It’s the ends, not the means
A recent interesting and well-written Guest View column (“Frankly, I’d like to know who the terrorists are talking to,” Jan. 11) defended the Bush Administration’s actions in ordering intercepts by the National Security Agency (NSA) of international communications between American citizens and persons overseas, either of whom may be related to terrorist organizations, in order to detect, warn and defend against future terrorist attacks. From the outset, let’s be clear that such intercepts are necessary in order to safeguard our country. That said, it is not helpful in achieving a balanced view of this issue when the very serious constitutional (separation-of powers and privacy) issues surrounding this once-secret program are given short shrift.
Nor is it particularly useful, in this context, to compare NSA’s vital eavesdropping activities to President Clinton’s authorizing the FBI to wiretap the conversations of a CIA employee (Aldrich Ames) suspected, and ultimately convicted, of the crime of treason. Why? Because no one with inside knowledge of the Ames case would have gone to a reporter with a complaint about such a specific eavesdropping target, and no one did. In sharp contrast, New York Times reporter James Risen has stated in several televised interviews that his source for the NSA wiretap story was not one, but several, current and former government officials with knowledge of the secret program who expressed to him their deep misgivings about its legality/constitutionality.
Critics of President Bush’s actions point out that the Foreign Intelligence Surveillance Act (FISA) contains language that limits the conduct of domestic surveillance activities exclusively to the procedures specified by Congress under that and another criminal statute not directly relevant to this discussion. Despite many references to FISA in the Guest View column, this key “exclusivity” provision was somehow overlooked. Moreover, it is important to point out that FISA was enacted in 1978 in order to prevent a repetition of the many serious wiretapping abuses by the executive branch that had taken place before its enactment. And it is abuses such as those that took place at Abu Ghraib, Guantanamo, and the “renditions” (kidnappings) of terrorist suspects from foreign countries (Europe) to places like Egypt, Saudi Arabia, Afghanistan and Pakistan, where some have alleged they were tortured, that have given rise to fears in many quarters about the Administration’s respect for the constitutional rights of its own citizens, not to mention the human rights of those suspected of terrorism. Furthermore, FISA’s authorities were amended and actually expanded with the passage of the USA Patriot Act after the attacks of 9/11. Thus, it is clear that Congress intended FISA to regulate domestic electronic surveillance activities even in the state of undeclared war in which the United States currently finds itself.

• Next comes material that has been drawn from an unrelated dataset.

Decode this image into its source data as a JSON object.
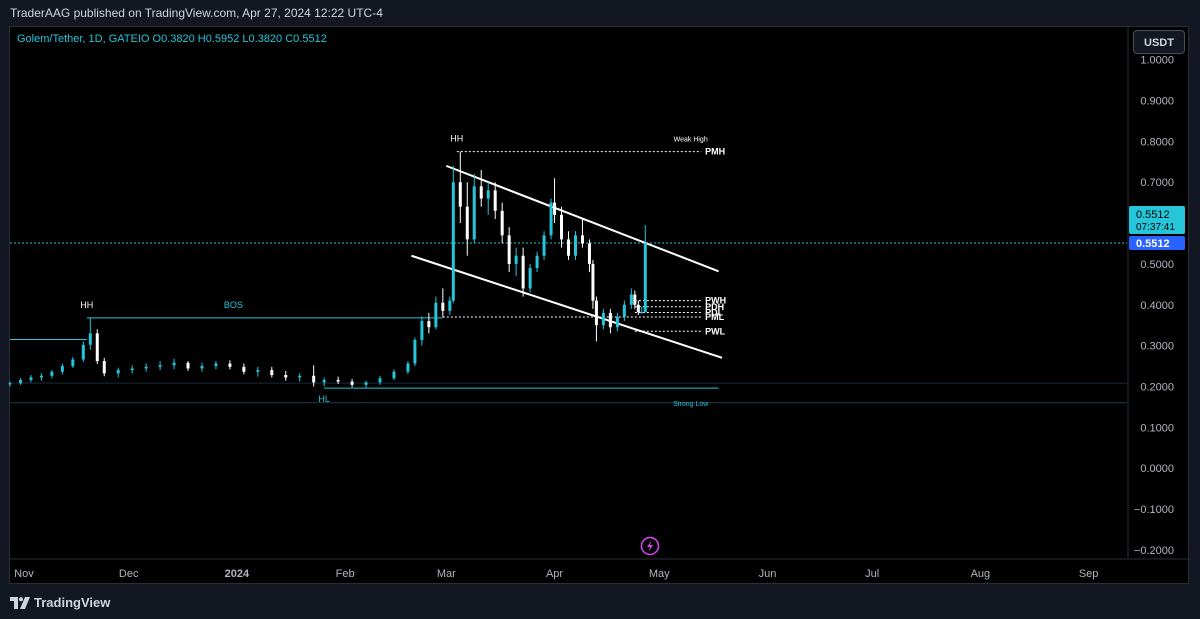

In his defense, the President relies on his assertions of constitutional authority as Commander-in-Chief and Congressional resolutions authorizing the use of force against the likes of Al Qaeda and the Taliban. However, a just-published (Jan. 1) study by the bipartisan Congressional Research Service concludes that “… the Supreme Court has stated that the Congress does indeed have the power to regulate domestic surveillance …” Furthermore, “… the Administration’s legal justification … does not seem to be as well-grounded as the tenor of [its arguments] suggests.” In other words, the administration is on very shaky ground in this matter. As a former Supreme Court justice noted in another case (Youngstown Sheet & Tube Co. vs. Sawyer, 1952) regarding the extent of presidential power: “When a President takes measures incompatible with the express or implied will of Congress, his power is at the lowest ebb, for then he can rely only on his own constitutional power minus any constitutional power of Congress over the matter.”
In summary, what is at issue here is not whether the secret surveillance program should have been undertaken, but how this was to be accomplished in order to ensure BOTH the security of the United States AND the constitutional rights of American citizens. Clearly the author of the Jan. 11 column is correct in stating that those implementing the eavesdropping program need to feel that they are not being hampered in their efforts by time-consuming procedures and unnecessary red tape. But they also need to feel that they are acting within the law and the Constitution. Thus, if FISA procedures were found to lack the necessary agility, then any such shortcomings should have been addressed and resolved by the FISA Court and the Department of Justice when the secret eavesdropping program came into being. Nor is there any reason why this cannot be done now. Instead, the program was implemented on the basis of what appear to be after-the-fact rationalizations whose net effect is to circumvent the clear intent of Congress. Nor has the administration shown any signs that it intends to modify its modus operandi. As a result, not only has an essential clandestine surveillance effort been revealed to our enemies, but the nation is now faced with a bitter public dispute between the executive and legislative branches that will no doubt require the intervention of the Supreme Court, which has yet to rule on a case of this sort, in order to achieve resolution.
– Fred Kalhammer is a Stateline resident and retired Foreign Service Officer.